Gary McNamara, president of the Association of Municipalities of Ontario (AMO), said the provincially-controlled arbitration system “tilts” toward unions.

He told a recent Rural Ontario Municipal Association conference that police officers and firefighters in Ontario received $485 million worth of pay hikes over and above raises given to other municipal employees between 2010 and 2014.

“It’s about half a billion dollars,” he said. “Based on our experience with the Federal Gas Tax Fund, half a billion dollars will build and maintain about 1,750 kilometres of road. That will get you from here to Halifax.”

In Niagara, the threat of arbitration appears to have changed the dynamics of negotiations.

In 2013, an arbitrator awarded Niagara Regional Police a pay increase of 3.05 per cent retroactive to January 2012.

Chastened, the Region then reached a deal with Niagara Region Police Association that saw wages go up 2.6 per cent in 2013, 2.5 per cent in 2014 and 2.5 per cent in 2015 — though both sides made an effort to offset increases with savings in other areas. The union also took pay increase splits over the three years to reduce the amount of pay they received each year.

It was the first time in 10 years the police association and the Region reached a settlement without arbitration.

“The unions are well aware of how the system works,” St. Catharines regional Coun. Bruce Timms said. “They take advantage of the rules. The most glaring example is when the Niagara Region Police Association makes their position to the arbitrator that the average income of the community is irrelevant to the negotiation of their salaries.

“A first-class constable in Niagara is making $92,000 a year, within $500 of what a City of Toronto police officer makes. The arbitrator seemed to be only concerned that a Niagara police officer makes the same as a Toronto police officer.
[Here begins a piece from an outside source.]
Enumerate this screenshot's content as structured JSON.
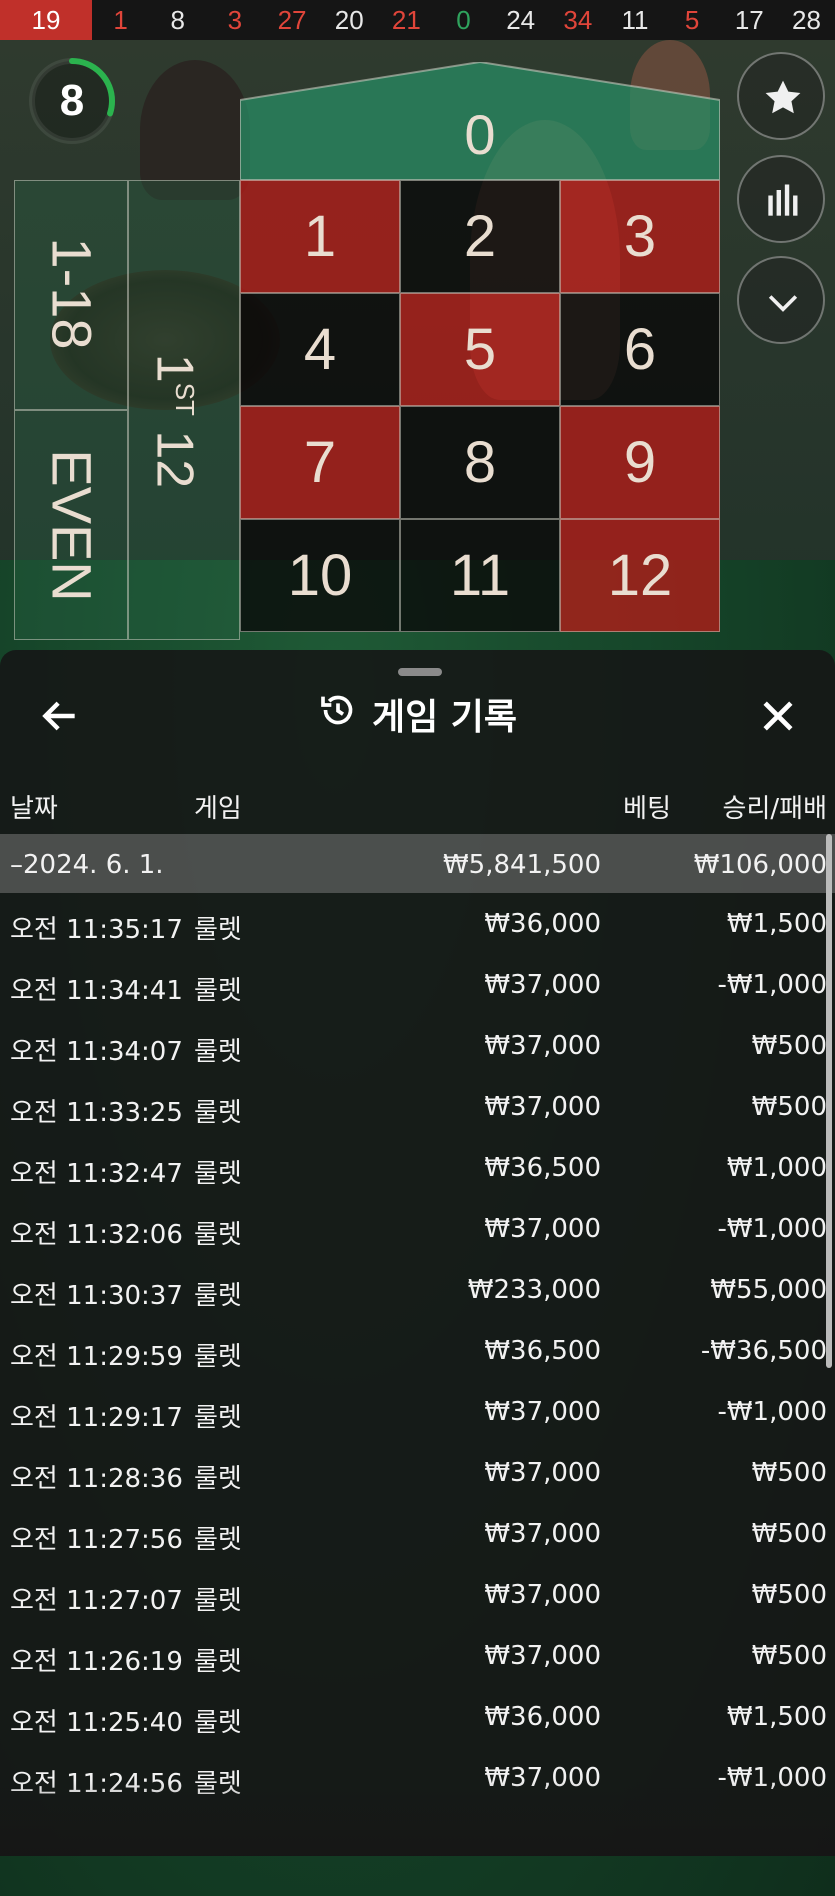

“It goes as far as the Niagara Falls fire association demanding and getting parity with the Niagara Regional Police, who in turn have parity with Toronto.

“From the union’s point of view, we always have the ability to pay. We can raise taxes.”

“What we want is the province to even the playing field so that those of us who are negotiating on behalf of the taxpayer have a decent chance of winning the argument.”

The police association’s contract with the Region expired at the end of 2015. Negotiations have yet to start. The union is waiting for the resolution of some grievances. The results of the grievances will affect whether the union wants changes in the wording of the next contract.

Cliff Priest, president of the Niagara Region Police Association, the union that represents Niagara’s rank and file officers, said he doesn’t want to end up in arbitration again.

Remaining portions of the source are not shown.